Приземлились. Миновав таможню и паспорт-контроль, взяли такси, с макушки моста раскрылась панорама Манхэттена: острый силуэт Крайслера, утесы Мидтауна, туманная громада Уолл-стрит. Я чуть не заплакал – усталость, алкоголь, нервы, – не знаю, я был счастлив вернуться домой.

Проснулся я от странного звука, словно кто-то играл на каком-то перкуссионном инструменте типа маракасов. С мелким песком внутри. Ритм иногда сбивался на синкопы, это здорово действовало на нервы. Не открывая глаз, пошарил рукой – Марии рядом не было, там все уже остыло.

Наша квартира похожа на поезд: прихожая вроде тамбура, оттуда – прямиком на кухню, после – подряд три комнаты, в конце – спальня. Если распахнуть все двери, можно гонять на самокате. По прямой. Особенно из спальни в прихожую: дом наш от старости скособочило, и пол идет чуть под уклон.

Я выполз из-под одеяла, не продирая глаз, побрел на звук африканских маракасов. Он доносился с кухни. Оттуда тянуло поджаренным хлебом и кофе. Мария, с румяным лицом, босая, в распахнутом халате, усердно драила самовар. Утреннее солнце заливало кухню, все белое перламутрово мерцало, тени растекались теплым медом, боковой свет из высокого окна завершал композицию в стиле раннего Вермеера. Самовар сиял вовсю. Блестел, как языческий идол какого-нибудь племени майя.

– Он течет. – Мария локтем убрала волосы со скорбного лица. – Течет…

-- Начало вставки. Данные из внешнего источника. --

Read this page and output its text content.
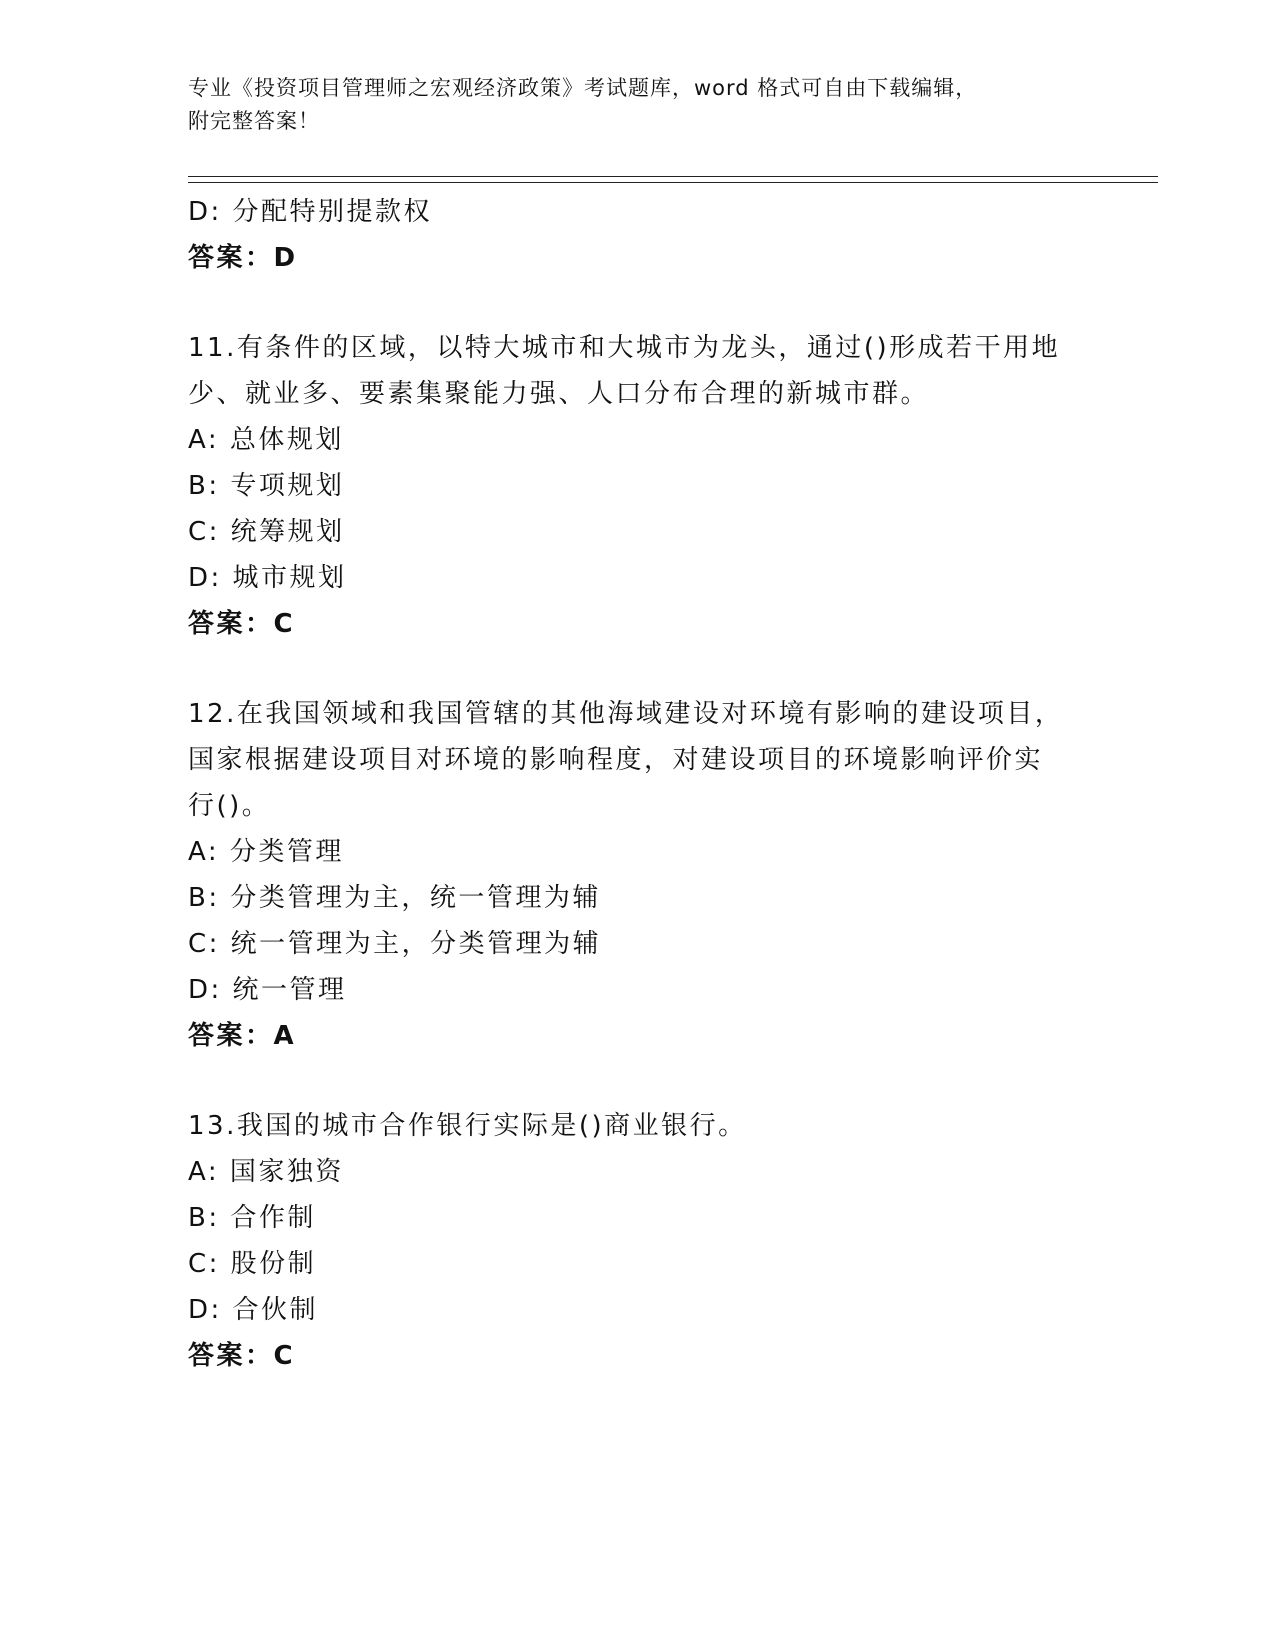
专业《投资项目管理师之宏观经济政策》考试题库，word 格式可自由下载编辑，
附完整答案！
D: 分配特别提款权
答案：D
11.有条件的区域，以特大城市和大城市为龙头，通过()形成若干用地
少、就业多、要素集聚能力强、人口分布合理的新城市群。
A: 总体规划
B: 专项规划
C: 统筹规划
D: 城市规划
答案：C
12.在我国领域和我国管辖的其他海域建设对环境有影响的建设项目，
国家根据建设项目对环境的影响程度，对建设项目的环境影响评价实
行()。
A: 分类管理
B: 分类管理为主，统一管理为辅
C: 统一管理为主，分类管理为辅
D: 统一管理
答案：A
13.我国的城市合作银行实际是()商业银行。
A: 国家独资
B: 合作制
C: 股份制
D: 合伙制
答案：C
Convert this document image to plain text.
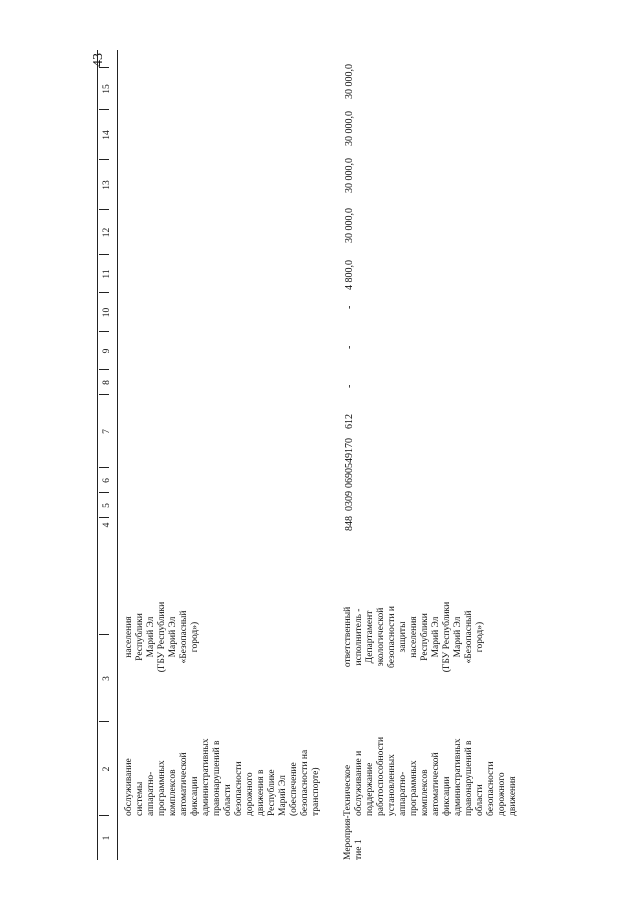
43
1
2
3
4
5
6
7
8
9
10
11
12
13
14
15
обслуживание
системы
аппаратно-
программных
комплексов
автоматической
фиксации
административных
правонарушений в
области
безопасности
дорожного
движения в
Республике
Марий Эл
(обеспечение
безопасности на
транспорте)
населения
Республики
Марий Эл
(ГБУ Республики
Марий Эл
«Безопасный
город»)
Мероприя-
тие 1
Техническое
обслуживание и
поддержание
работоспособности
установленных
аппаратно-
программных
комплексов
автоматической
фиксации
административных
правонарушений в
области
безопасности
дорожного
движения
ответственный
исполнитель -
Департамент
экологической
безопасности и
защиты
населения
Республики
Марий Эл
(ГБУ Республики
Марий Эл
«Безопасный
город»)
848
0309
0690549170
612
-
-
-
4 800,0
30 000,0
30 000,0
30 000,0
30 000,0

– Где течет? Как? Когда ты успела?

– Да что-то ночью не спалось, – проговорила Мария грустно и снова принялась тереть латунный бок. – Вот тут, у носика, подтекает, и там, где ручка крепится. Левая, кажется.

Я обнял ее, поцеловал в горячую макушку.

– Но я нашла уже… нашла мастера.

– Какого? Где? Когда?

Мария остановилась, строго посмотрела на меня:

– Ты задаешь слишком много вопросов.

Наверняка в английском есть слово «лудильщик», но я его не знал. Не уверен, что его знала и Мария.

– Ты нашла мастера по починке самоваров? Здесь, в Нью-Йорке?

– Нет! В Туле!

Мария заводилась с пол-оборота. Впрочем, я сам не ангел, но сейчас промолчал.